Source: Barbados Today
The long-running matter of the beleaguered former LIAT workers seeking their lawfully entitled severance from the airline had become a national and regional embarrassment.
That shame stretched from Barbados to St Vincent and up to Antigua and Barbuda where the regional carrier had moved its headquarters some years ago from its original home in Bridgetown.
LIAT, in its heyday, played a critical role in the movement of people and cargo around the Caribbean. It was a major contributor to regional integration as people travelled to experience the food, culture and sporting connections we share.
Business and conference activity was also enhanced by LIAT’s extensive flight network. But like too many commercial ventures owned by governments in the region, inefficiency and bureaucracy became endemic problems.
Already on its back and facing prolonged cash flow issues, when the COVID-19 pandemic hit, the airline was grounded. However, unlike other major carriers that were resuscitated after the pandemic, LIAT entered the intensive care unit with little hope of being revived.
With the Antigua and Barbuda government going alone, the Gaston Browne administration was left with the task of resolving the human resources fallout.
Caught in the middle were almost 90 Barbadian former LIAT employees. Their financial suffering has been well documented and many of us found the case they made for the Barbados government to come to their rescue compelling.
In fact, most observers of labour issues could not understand how former employees of an airline owned by regional governments – Antigua and Barbuda, Barbados, Dominica, and St Vincent and the Grenadines – would have been left to languish in the way LIAT workers – big men and women, were forced to beg alms.
The Mottley administration must be commended for providing some level of financial assistance to the Barbadian workers over the past months, as well as those from other islands who were residents here.
Two years ago, the Barbados workers were given a one-off gift of $2 000 by Central Government, giving local authorities time to put other measures in place that would offer further relief over a much longer period.
This, after confirming in 2019 her government’s plan to downsize its financial involvement in LIAT by selling some of its stake in the carrier to Antigua & Barbuda.
In a Ministerial statement, Prime Minister Mottley revealed on June 4, 2019, that her administration would sell part of the major shareholding it has held since the regional airline’s inception 48 years ago. She did not specify the size of the shareholding to be transferred.
Any criticism of the Barbados government’s commitment to the Barbadian former LIAT workers was fully assuaged this week with the pledge given during the 2023 Budget Debate in the House of Assembly to settle the severance payments for about 89 former workers of the collapsed carrier.
“This is a government that sees people, feels people and hears people,” Mottley said, adding, “The Government of Barbados will take responsibility for all the Barbadian workers of LIAT.”
Insisting that the entire debacle involving LIAT had caused her many sleepless nights, Mottley must be applauded for doing right by these workers and not leaving them to the whims of the Antigua and Barbuda government.

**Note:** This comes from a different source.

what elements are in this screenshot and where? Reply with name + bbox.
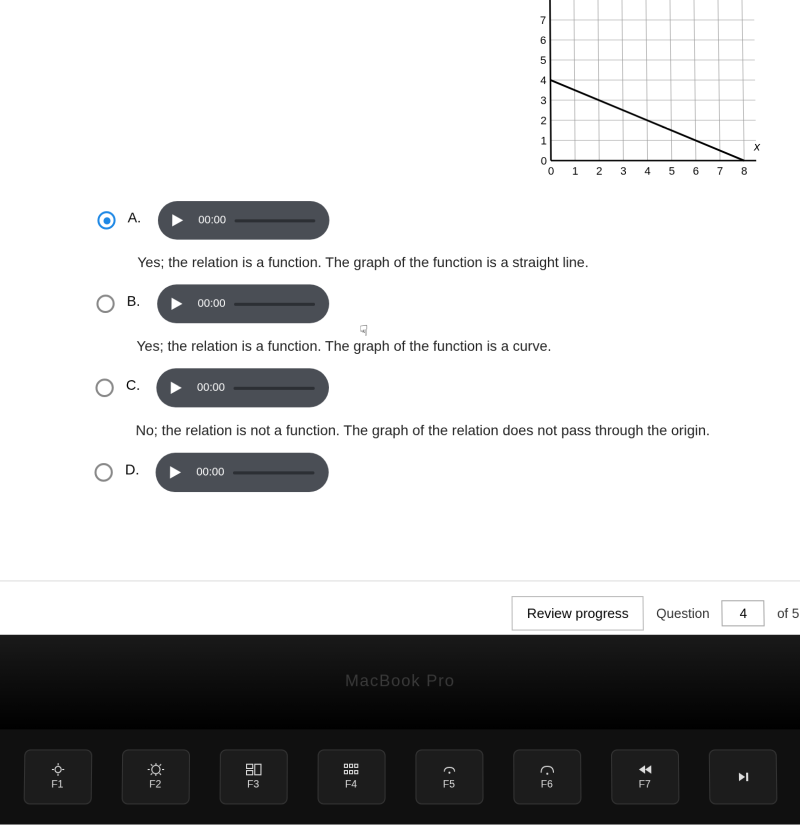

In her wrap-up of the Budget Debate in the House of Assembly, she indicated that each former worker will receive up to $75,000 owed to them in severance, and any amount above that which is owed will be settled in Government of Barbados bonds.
Settling the severance bill for these workers will cost government just over $4.07 million, while the bonds will value just under $6 million.

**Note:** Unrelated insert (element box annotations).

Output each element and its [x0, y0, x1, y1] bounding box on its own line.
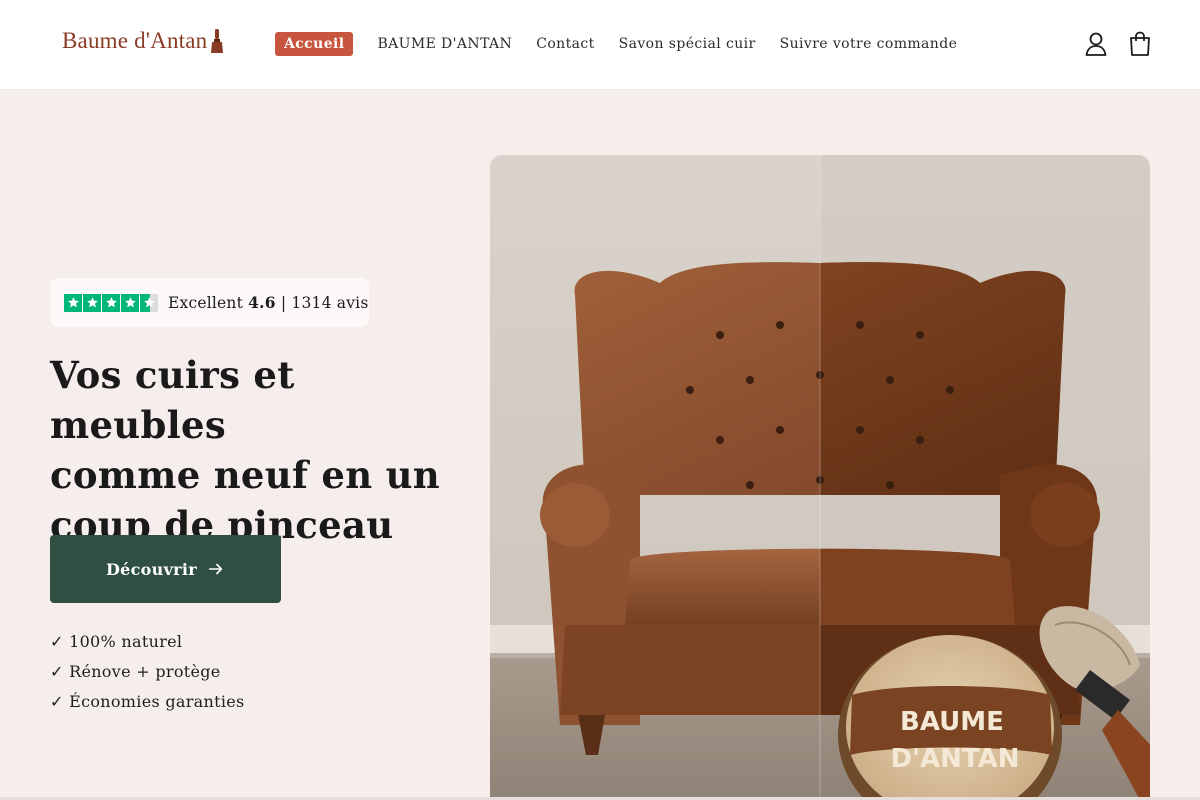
leather-armchair-image: BAUME D'ANTAN	[490, 155, 1150, 800]
arrow-right-icon	[208, 563, 223, 575]
nav-item-baume-dantan[interactable]: BAUME D'ANTAN	[368, 32, 521, 56]
logo[interactable]: Baume d'Antan	[62, 28, 224, 54]
nav-item-contact[interactable]: Contact	[527, 32, 603, 56]
star-half-icon	[140, 293, 158, 312]
nav-item-savon-cuir[interactable]: Savon spécial cuir	[610, 32, 765, 56]
brush-icon	[211, 29, 224, 53]
rating-count: | 1314 avis	[275, 294, 369, 312]
rating-score: 4.6	[248, 293, 276, 312]
nav-item-accueil[interactable]: Accueil	[275, 32, 354, 56]
main-nav: Accueil BAUME D'ANTAN Contact Savon spéc…	[275, 32, 972, 56]
discover-button[interactable]: Découvrir	[50, 535, 281, 603]
hero-title-line: comme neuf en un	[50, 453, 440, 497]
benefit-item: ✓ Économies garanties	[50, 692, 245, 711]
benefits-list: ✓ 100% naturel ✓ Rénove + protège ✓ Écon…	[50, 627, 245, 717]
discover-button-label: Découvrir	[105, 559, 198, 579]
benefit-item: ✓ 100% naturel	[50, 632, 183, 651]
rating-prefix: Excellent	[168, 294, 249, 312]
rating-text: Excellent 4.6 | 1314 avis	[168, 293, 368, 312]
account-icon[interactable]	[1084, 31, 1108, 57]
logo-text: Baume d'Antan	[62, 28, 208, 53]
benefit-item: ✓ Rénove + protège	[50, 662, 221, 681]
star-icon	[83, 293, 101, 312]
nav-item-suivre-commande[interactable]: Suivre votre commande	[771, 32, 967, 56]
hero-title: Vos cuirs et meubles comme neuf en un co…	[50, 350, 470, 550]
tin-label-line2: D'ANTAN	[890, 744, 1019, 774]
hero-image: BAUME D'ANTAN	[490, 155, 1150, 800]
trustpilot-rating[interactable]: Excellent 4.6 | 1314 avis	[50, 278, 369, 327]
site-header: Baume d'Antan Accueil BAUME D'ANTAN Cont…	[0, 0, 1200, 90]
rating-stars	[64, 293, 158, 312]
star-icon	[121, 293, 139, 312]
cart-icon[interactable]	[1128, 31, 1152, 57]
header-actions	[1084, 31, 1152, 57]
tin-label-line1: BAUME	[900, 707, 1004, 737]
star-icon	[102, 293, 120, 312]
star-icon	[64, 293, 82, 312]
hero-title-line: Vos cuirs et meubles	[50, 353, 295, 447]
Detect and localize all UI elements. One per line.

Last year LIAT employees based in Barbados complained of being “disappointed and frustrated” by the way they were treated as they petitioned Prime Minister Mottley, calling for the payment of severance owed to them.
“We have waited and pleaded on deaf ears for the shareholder Governments to do the right thing by seeing that we receive monies owed. Our financial situation is growing extremely dire by the minute,” they wrote in their letter to the Prime Minister.
Those pleas have now been answered and we hope these former airline employees can have some closure and move on with their lives.